Engineering Steroid 5β-Reductase Activity into Rat Liver 3α-Hydroxysteroid Dehydrogenase

Abstract

Δ⁴-3-Ketosteroid-5β-reductase (5β-reductase) precedes 3α-hydroxysteroid dehydrogenase (3α-HSD) in steroid hormone metabolism. Both enzymes are members of the aldo−keto reductase (AKR) superfamily and possess catalytic tetrads differing by a single amino acid. In 3α-HSD, the tetrad consists of Tyr55, Lys84, Asp50, and His117, but a glutamic acid replaces His117 in 5β-reductase. By introducing the H117E point mutation into 3α-HSD, we engineered 5β-reductase activity into the dehydrogenase. Homogeneous H117E 3α-HSD reduced the double bond in testosterone to form 5β-dihydrotestosterone with k_cat = 0.25 min^-1 and K_m = 19.0 μM and reduced the double bond in progesterone to generate 5β-dihydroprogesterone with k_cat = 0.97 min^-1 and K_m = 33.0 μM. These kinetic parameters were similar to those reported for homogeneous rat liver 5β-reductase [Okuda, A., and Okuda, R. (1984) J. Biol.
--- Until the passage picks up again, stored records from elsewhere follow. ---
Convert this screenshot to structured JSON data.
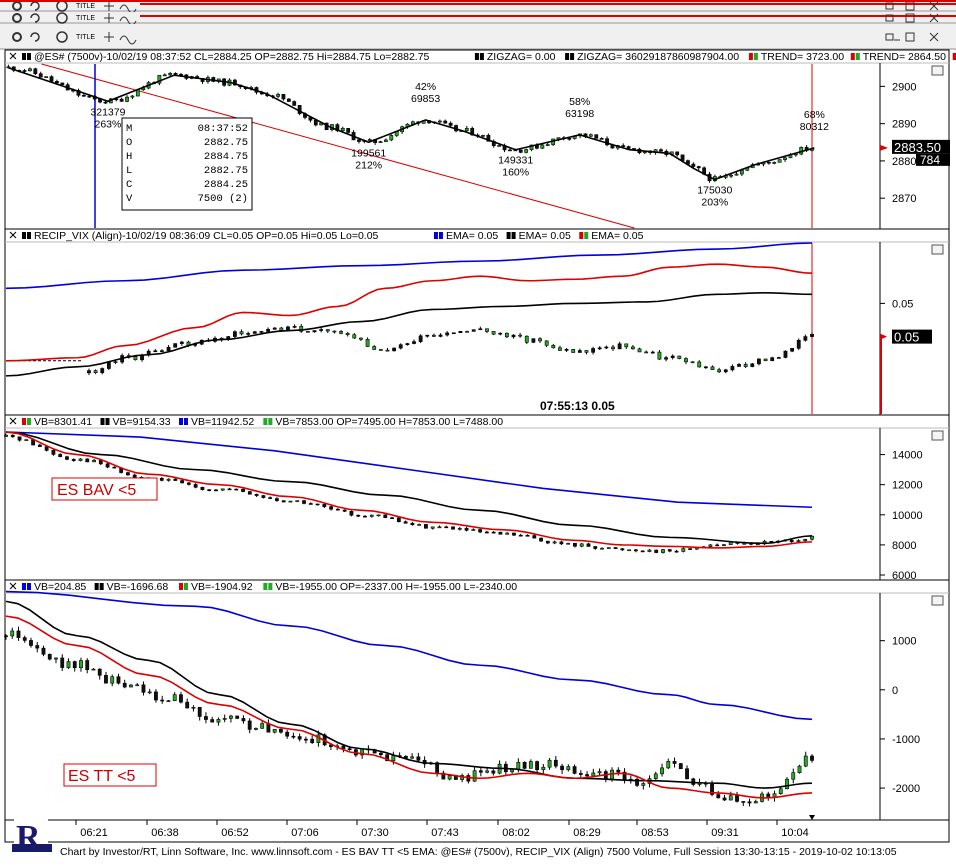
{
  "toolbars": [
    {
      "title": "TITLE"
    },
    {
      "title": "TITLE"
    },
    {
      "title": "TITLE"
    }
  ],
  "chart_data": [
    {
      "type": "candlestick",
      "header": "@ES# (7500v)-10/02/19 08:37:52 CL=2884.25 OP=2882.75 Hi=2884.75 Lo=2882.75",
      "legend": [
        "ZIGZAG = 0.00",
        "ZIGZAG = 3602918786098790 4.00",
        "TREND = 3723.00",
        "TREND = 2864.50",
        "TRE"
      ],
      "legend_text": [
        "ZIGZAG= 0.00",
        "ZIGZAG= 36029187860987904.00",
        "TREND= 3723.00",
        "TREND= 2864.50",
        "TRE"
      ],
      "yticks": [
        2870,
        2880,
        2890,
        2900
      ],
      "ylim": [
        2862,
        2906
      ],
      "last_price": "2883.50",
      "last_volume": "784",
      "zigzag": [
        {
          "t": 0.1,
          "y": 2905
        },
        {
          "t": 4.3,
          "y": 2896
        },
        {
          "t": 7.1,
          "y": 2903
        },
        {
          "t": 9.5,
          "y": 2901
        },
        {
          "t": 11.0,
          "y": 2898
        },
        {
          "t": 13.7,
          "y": 2889
        },
        {
          "t": 15.3,
          "y": 2885
        },
        {
          "t": 17.7,
          "y": 2891
        },
        {
          "t": 19.3,
          "y": 2888
        },
        {
          "t": 21.5,
          "y": 2883
        },
        {
          "t": 24.2,
          "y": 2887
        },
        {
          "t": 26.3,
          "y": 2883
        },
        {
          "t": 28.0,
          "y": 2882
        },
        {
          "t": 29.0,
          "y": 2878
        },
        {
          "t": 29.9,
          "y": 2875
        },
        {
          "t": 31.6,
          "y": 2879
        },
        {
          "t": 34.1,
          "y": 2883.5
        }
      ],
      "annotations": [
        {
          "t": 4.3,
          "y": 2896,
          "lines": [
            "321379",
            "263%"
          ],
          "pos": "below"
        },
        {
          "t": 15.3,
          "y": 2885,
          "lines": [
            "199561",
            "212%"
          ],
          "pos": "below"
        },
        {
          "t": 17.7,
          "y": 2891,
          "lines": [
            "42%",
            "69853"
          ],
          "pos": "above"
        },
        {
          "t": 21.5,
          "y": 2883,
          "lines": [
            "149331",
            "160%"
          ],
          "pos": "below"
        },
        {
          "t": 24.2,
          "y": 2887,
          "lines": [
            "58%",
            "63198"
          ],
          "pos": "above"
        },
        {
          "t": 29.9,
          "y": 2875,
          "lines": [
            "175030",
            "203%"
          ],
          "pos": "below"
        },
        {
          "t": 34.1,
          "y": 2883.5,
          "lines": [
            "68%",
            "80312"
          ],
          "pos": "above"
        }
      ],
      "data_window": [
        {
          "k": "M",
          "v": "08:37:52"
        },
        {
          "k": "O",
          "v": "2882.75"
        },
        {
          "k": "H",
          "v": "2884.75"
        },
        {
          "k": "L",
          "v": "2882.75"
        },
        {
          "k": "C",
          "v": "2884.25"
        },
        {
          "k": "V",
          "v": "7500  (2)"
        }
      ]
    },
    {
      "type": "candlestick",
      "header": "RECIP_VIX (Align)-10/02/19 08:36:09 CL=0.05 OP=0.05 Hi=0.05 Lo=0.05",
      "legend": [
        "EMA= 0.05",
        "EMA= 0.05",
        "EMA= 0.05"
      ],
      "yticks": [
        "0.05"
      ],
      "last_price": "0.05",
      "cursor_readout": "07:55:13  0.05",
      "emas": {
        "blue": [
          [
            0,
            0.3
          ],
          [
            5,
            0.25
          ],
          [
            10,
            0.18
          ],
          [
            15,
            0.15
          ],
          [
            20,
            0.12
          ],
          [
            25,
            0.08
          ],
          [
            30,
            0.04
          ],
          [
            34,
            0.0
          ]
        ],
        "black": [
          [
            0,
            0.88
          ],
          [
            3,
            0.82
          ],
          [
            6,
            0.74
          ],
          [
            9,
            0.64
          ],
          [
            12,
            0.58
          ],
          [
            15,
            0.52
          ],
          [
            18,
            0.44
          ],
          [
            21,
            0.42
          ],
          [
            24,
            0.4
          ],
          [
            27,
            0.39
          ],
          [
            30,
            0.34
          ],
          [
            32,
            0.33
          ],
          [
            34,
            0.34
          ]
        ],
        "red": [
          [
            0,
            0.78
          ],
          [
            3,
            0.76
          ],
          [
            5,
            0.68
          ],
          [
            8,
            0.56
          ],
          [
            10,
            0.46
          ],
          [
            12,
            0.48
          ],
          [
            14,
            0.42
          ],
          [
            16,
            0.3
          ],
          [
            18,
            0.25
          ],
          [
            20,
            0.22
          ],
          [
            22,
            0.25
          ],
          [
            24,
            0.24
          ],
          [
            26,
            0.22
          ],
          [
            28,
            0.16
          ],
          [
            30,
            0.14
          ],
          [
            32,
            0.16
          ],
          [
            34,
            0.2
          ]
        ]
      }
    },
    {
      "type": "candlestick",
      "header_items": [
        "VB=8301.41",
        "VB=9154.33",
        "VB=11942.52",
        "VB=7853.00 OP=7495.00 H=7853.00 L=7488.00"
      ],
      "yticks": [
        6000,
        8000,
        10000,
        12000,
        14000
      ],
      "ylim": [
        5800,
        15700
      ],
      "label": "ES BAV <5",
      "emas": {
        "blue": [
          [
            0,
            15500
          ],
          [
            34,
            10500
          ]
        ],
        "black": [
          [
            0,
            15500
          ],
          [
            4,
            14000
          ],
          [
            8,
            13000
          ],
          [
            12,
            12200
          ],
          [
            16,
            11300
          ],
          [
            20,
            10300
          ],
          [
            24,
            9300
          ],
          [
            28,
            8500
          ],
          [
            32,
            8100
          ],
          [
            34,
            8600
          ]
        ],
        "red": [
          [
            0,
            15500
          ],
          [
            3,
            14000
          ],
          [
            6,
            12700
          ],
          [
            9,
            12000
          ],
          [
            12,
            11200
          ],
          [
            15,
            10300
          ],
          [
            18,
            9500
          ],
          [
            21,
            9000
          ],
          [
            24,
            8300
          ],
          [
            26,
            8000
          ],
          [
            28,
            7900
          ],
          [
            30,
            7800
          ],
          [
            32,
            7900
          ],
          [
            34,
            8200
          ]
        ]
      }
    },
    {
      "type": "candlestick",
      "header_items": [
        "VB=204.85",
        "VB=-1696.68",
        "VB=-1904.92",
        "VB=-1955.00 OP=-2337.00 H=-1955.00 L=-2340.00"
      ],
      "yticks": [
        -2000,
        -1000,
        0,
        1000
      ],
      "ylim": [
        -2650,
        1950
      ],
      "label": "ES TT <5",
      "emas": {
        "blue": [
          [
            0,
            2000
          ],
          [
            8,
            1700
          ],
          [
            12,
            1300
          ],
          [
            16,
            900
          ],
          [
            20,
            500
          ],
          [
            24,
            200
          ],
          [
            28,
            -100
          ],
          [
            30,
            -300
          ],
          [
            34,
            -600
          ]
        ],
        "black": [
          [
            0,
            1800
          ],
          [
            3,
            1100
          ],
          [
            6,
            600
          ],
          [
            9,
            -100
          ],
          [
            12,
            -700
          ],
          [
            15,
            -1200
          ],
          [
            18,
            -1500
          ],
          [
            21,
            -1600
          ],
          [
            24,
            -1800
          ],
          [
            27,
            -1850
          ],
          [
            30,
            -1900
          ],
          [
            32,
            -2000
          ],
          [
            34,
            -1900
          ]
        ],
        "red": [
          [
            0,
            1500
          ],
          [
            3,
            900
          ],
          [
            6,
            300
          ],
          [
            9,
            -300
          ],
          [
            12,
            -800
          ],
          [
            15,
            -1300
          ],
          [
            18,
            -1700
          ],
          [
            20,
            -1800
          ],
          [
            22,
            -1700
          ],
          [
            24,
            -1800
          ],
          [
            26,
            -1700
          ],
          [
            28,
            -2000
          ],
          [
            30,
            -2100
          ],
          [
            32,
            -2200
          ],
          [
            34,
            -2100
          ]
        ]
      }
    }
  ],
  "xaxis": {
    "ticks": [
      "06:21",
      "06:38",
      "06:52",
      "07:06",
      "07:30",
      "07:43",
      "08:02",
      "08:29",
      "08:53",
      "09:31",
      "10:04"
    ]
  },
  "status_bar": "Chart by Investor/RT, Linn Software, Inc. www.linnsoft.com - ES BAV TT <5 EMA: @ES# (7500v), RECIP_VIX (Align) 7500 Volume, Full Session 13:30-13:15 - 2019-10-02 10:13:05",
  "colors": {
    "red": "#dd0000",
    "blue": "#0000dd",
    "black": "#000000",
    "up": "#22aa22",
    "frame": "#000000"
  }
}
Chem. 259, 7519−7524]. The H117E mutant also reduced 5β-dihydrosteroids to 5β,3α-tetrahydrosteroids with a 600−1000-fold decrease in k_cat/K_m versus wild-type 3α-HSD. The ratio of 5β-reductase:3α-HSD activity in the H117E mutant was approximately 1:1. Although the H117A mutant reduced Δ⁴-3-ketosteroids, the 3α-HSD activity predominated because the 5β-dihydrosteroids were rapidly converted to the 5β,3α-tetrahydrosteroids. The pH−rate profiles for carbon−carbon double-bond and ketone reduction catalyzed by the H117E mutant were superimposable, suggesting a common titratable group (pK_b = 6.3) for both reactions. In wild-type 3α-HSD, the titratable group responsible for 3-ketosteroid reduction has a pK_b = 6.9 and is assignable to Tyr55. The pH−rate profiles for 3-ketosteroid reduction by the H117A mutant were pH-independent. Our data indicate that Tyr55 functions as a general acid for both 3α-HSD and 5β-reductase activities. We suggest that a protonated Glu117 increases the acidity of Tyr55 to promote acid-catalyzed enolization of the Δ⁴-3-ketosteroid substrate. Further, the identity of amino acid 117 determines whether an AKR can function as a 5β-reductase by reorienting the substrate relative to the nicotinamide cofactor. This study provides functional evidence that utilization of modified catalytic residues on an identical protein scaffold is important for evolution of enzymatic activities within the same metabolic pathway.